Muore un Testimone di Geova – Sei medici finiscono a giudizio. 9/3/2017

BASE DOC

 

Muore un Testimone di Geova.

Sei medici finiscono a giudizio

La Provincia di Varese 14/2/2017

L’uomo, un 66enne, aveva rifiutato una prima operazione per non ricevere la trasfusione adducendo motivi religiosi

Muore Testimone di Geova: sei medici a giudizio.

Il sessantaseienne si è spento a Varese dopo aver rifiutato una trasfusione di sangue ad Ancona.

O meglio dopo aver rifiutato un intervento di massima urgenza per non dover essere trasfuso per motivi religiosi.

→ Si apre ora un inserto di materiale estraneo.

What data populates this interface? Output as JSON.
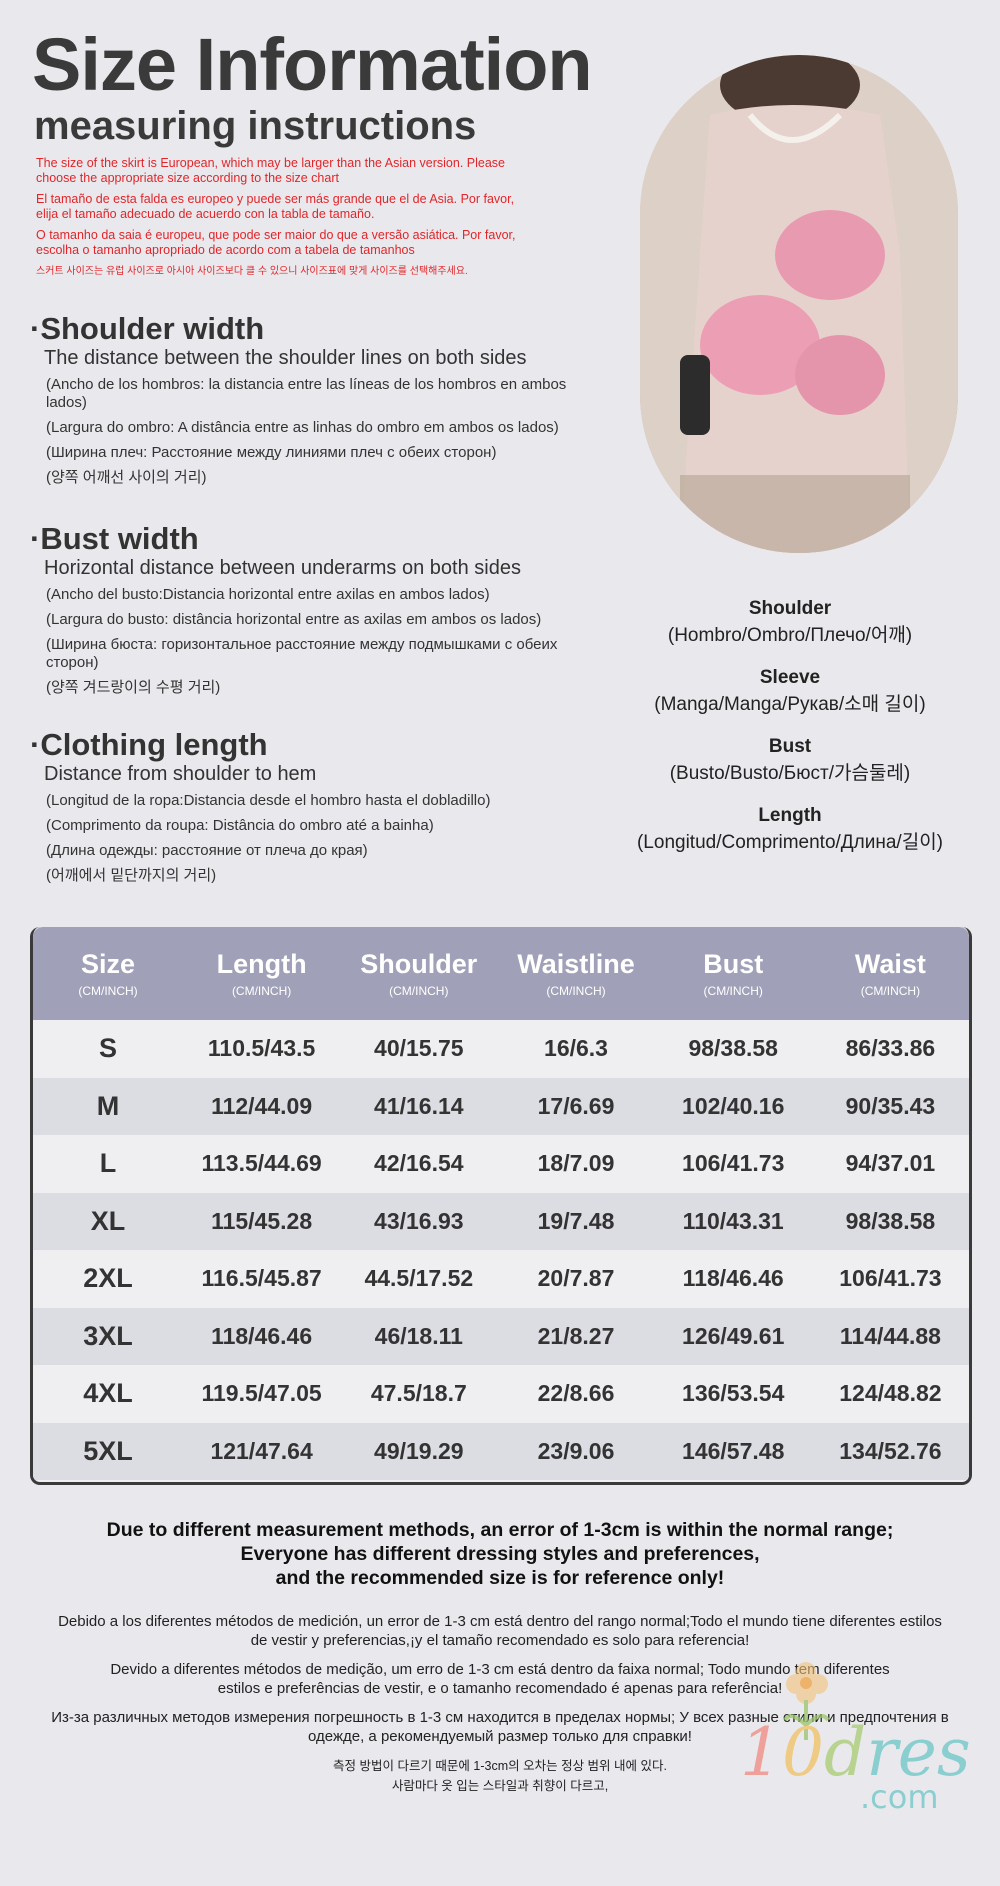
{
  "header": {
    "title": "Size Information",
    "subtitle": "measuring instructions"
  },
  "notice": [
    "The size of the skirt is European, which may be larger than the Asian version. Please choose the appropriate size according to the size chart",
    "El tamaño de esta falda es europeo y puede ser más grande que el de Asia. Por favor, elija el tamaño adecuado de acuerdo con la tabla de tamaño.",
    "O tamanho da saia é europeu, que pode ser maior do que a versão asiática. Por favor, escolha o tamanho apropriado de acordo com a tabela de tamanhos",
    "스커트 사이즈는 유럽 사이즈로 아시아 사이즈보다 클 수 있으니 사이즈표에 맞게 사이즈를 선택해주세요."
  ],
  "sections": [
    {
      "title": "·Shoulder width",
      "desc": "The distance between the shoulder lines on both sides",
      "translations": [
        "(Ancho de los hombros: la distancia entre las líneas de los hombros en ambos lados)",
        "(Largura do ombro: A distância entre as linhas do ombro em ambos os lados)",
        "(Ширина плеч: Расстояние между линиями плеч с обеих сторон)",
        "(양쪽 어깨선 사이의 거리)"
      ]
    },
    {
      "title": "·Bust width",
      "desc": "Horizontal distance between underarms on both sides",
      "translations": [
        "(Ancho del busto:Distancia horizontal entre axilas en ambos lados)",
        "(Largura do busto: distância horizontal entre as axilas em ambos os lados)",
        "(Ширина бюста: горизонтальное расстояние между подмышками с обеих сторон)",
        "(양쪽 겨드랑이의 수평 거리)"
      ]
    },
    {
      "title": "·Clothing length",
      "desc": "Distance from shoulder to hem",
      "translations": [
        "(Longitud de la ropa:Distancia desde el hombro hasta el dobladillo)",
        "(Comprimento da roupa: Distância do ombro até a bainha)",
        "(Длина одежды: расстояние от плеча до края)",
        "(어깨에서 밑단까지의 거리)"
      ]
    }
  ],
  "labels": [
    {
      "name": "Shoulder",
      "tr": "(Hombro/Ombro/Плечо/어깨)"
    },
    {
      "name": "Sleeve",
      "tr": "(Manga/Manga/Рукав/소매 길이)"
    },
    {
      "name": "Bust",
      "tr": "(Busto/Busto/Бюст/가슴둘레)"
    },
    {
      "name": "Length",
      "tr": "(Longitud/Comprimento/Длина/길이)"
    }
  ],
  "table": {
    "unit": "(CM/INCH)",
    "headers": [
      "Size",
      "Length",
      "Shoulder",
      "Waistline",
      "Bust",
      "Waist"
    ],
    "rows": [
      [
        "S",
        "110.5/43.5",
        "40/15.75",
        "16/6.3",
        "98/38.58",
        "86/33.86"
      ],
      [
        "M",
        "112/44.09",
        "41/16.14",
        "17/6.69",
        "102/40.16",
        "90/35.43"
      ],
      [
        "L",
        "113.5/44.69",
        "42/16.54",
        "18/7.09",
        "106/41.73",
        "94/37.01"
      ],
      [
        "XL",
        "115/45.28",
        "43/16.93",
        "19/7.48",
        "110/43.31",
        "98/38.58"
      ],
      [
        "2XL",
        "116.5/45.87",
        "44.5/17.52",
        "20/7.87",
        "118/46.46",
        "106/41.73"
      ],
      [
        "3XL",
        "118/46.46",
        "46/18.11",
        "21/8.27",
        "126/49.61",
        "114/44.88"
      ],
      [
        "4XL",
        "119.5/47.05",
        "47.5/18.7",
        "22/8.66",
        "136/53.54",
        "124/48.82"
      ],
      [
        "5XL",
        "121/47.64",
        "49/19.29",
        "23/9.06",
        "146/57.48",
        "134/52.76"
      ]
    ]
  },
  "footer": {
    "bold": [
      "Due to different measurement methods, an error of 1-3cm is within the normal range;",
      "Everyone has different dressing styles and preferences,",
      "and the recommended size is for reference only!"
    ],
    "es": "Debido a los diferentes métodos de medición, un error de 1-3 cm está dentro del rango normal;Todo el mundo tiene diferentes estilos de vestir y preferencias,¡y el tamaño recomendado es solo para referencia!",
    "pt": "Devido a diferentes métodos de medição, um erro de 1-3 cm está dentro da faixa normal; Todo mundo tem diferentes estilos e preferências de vestir, e o tamanho recomendado é apenas para referência!",
    "ru": "Из-за различных методов измерения погрешность в 1-3 см находится в пределах нормы; У всех разные стили и предпочтения в одежде, а рекомендуемый размер только для справки!",
    "ko": [
      "측정 방법이 다르기 때문에 1-3cm의 오차는 정상 범위 내에 있다.",
      "사람마다 옷 입는 스타일과 취향이 다르고,"
    ]
  },
  "logo": {
    "text": "10dress",
    ".com": ".com"
  },
  "colors": {
    "header_bg": "#a0a0b8",
    "alt_row": "#dcdce3",
    "notice": "#e0262a",
    "background": "#e9e9ed"
  }
}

La fede del sessantaseienne, infatti, vieta di ricevere sangue altrui.

Per l’accusa quel rifiuto non significa nulla: «nessuna incidenza, in rapporto causale all’evento morte, può farsi risalire al rifiuto opposto dal paziente», si legge nel capo di imputazione.

Per i difensori dei sei medici, tra cui i varesini Sergio Puerari e Gianfranco Orelli, sostengono esattamente il contrario: il fatto di aver rifiutato l’intervento, pur sapendo che sarebbe stato necessario e fondamentale, e di aver chiesto il trasferimento da Ancona all’ospedale di Circolo di Varese con ovvia perdita di tempo avrebbe determinato un tale aggravarsi della patologia sino a portare alla morte dell’uomo.

E in aula, dove il processo arriverà domani, è guerra di perizie.

La vicenda ha inizio il 17 gennaio 2013 ad Ancona in una clinica privata dove il sessantaseienne è stato sottoposto a un intervento colecistite sclerotroatrofica.

Intervento che non necessitava di trasfusione.

Durante l’intervento qualcosa però non va: viene infatti causata una piccola lesione considerata dai medici “curabile”.

Attraverso altro intervento.

Dalla clinica il paziente viene qui di trasferito agli Ospedali Riuniti di Ancona, centro di cura universitario, centro di eccellenza, dotato di strumentazioni adatte a quel tipo di intervento. Intervento che necessita di trasfusioni.

E qui il paziente rifiuta per motivi religiosi l’operazione.

I medici spiegano che l’operazione è urgente, e che il sessantaseienne deve esservi sottoposto immediatamente.

Che non deve essere trasferito in altra sede, che non deve allontanarsi da Ancona, che in caso di trasporto in altra sede deve essere trasportato nel più vicino ospedale in caso di minima complicanza.

Il paziente rigetta l’intervento e decide di farsi trasferire a Varese dove, secondo voci, i medici sarebbero più tolleranti verso il credo religioso dell’uomo.

Voci che non trovano alcun fondamento nelle pratiche ospedaliere del Circolo: tanto che in emergenza l’uomo viene trasfuso.

Qui viene sottoposto atri interventi: «ma è passato tantissimo tempo – spiegano i difensori – quel tempo che ad Ancona era stato chiaramente detto non esserci».

Il 3 aprile 2013, circa due mesi dopo il primo intervento, il paziente muore a Varese.

Ci fu negligenza da parte dei medici?

Oppure fu quel rifiuto dettato da motivi religiosi a portare l’uomo verso la morte?

È questo che il delicatissimo processo presieduto da Anna Azzena dovrà stabilire.

Se nella clinica anconese ci fu un errore fu tale da poter determinare il decesso?

Oppure se l’uomo si fosse sottoposto all’intervento si sarebbe potuto salvare?

E i medici varesini potevano fare qualcosa a fronte di una situazione compromessa, stando alle difese, dal tempo perso di fronte al rifiuto?

Un processo di una delicatezza estrema.

Che inevitabilmente sarà deciso dai periti.

Dai medici legali, dagli esperti.

Perchè la prova al di là di ogni ragionevole dubbio in un senso o nell’altro non potrà che essere scientifica.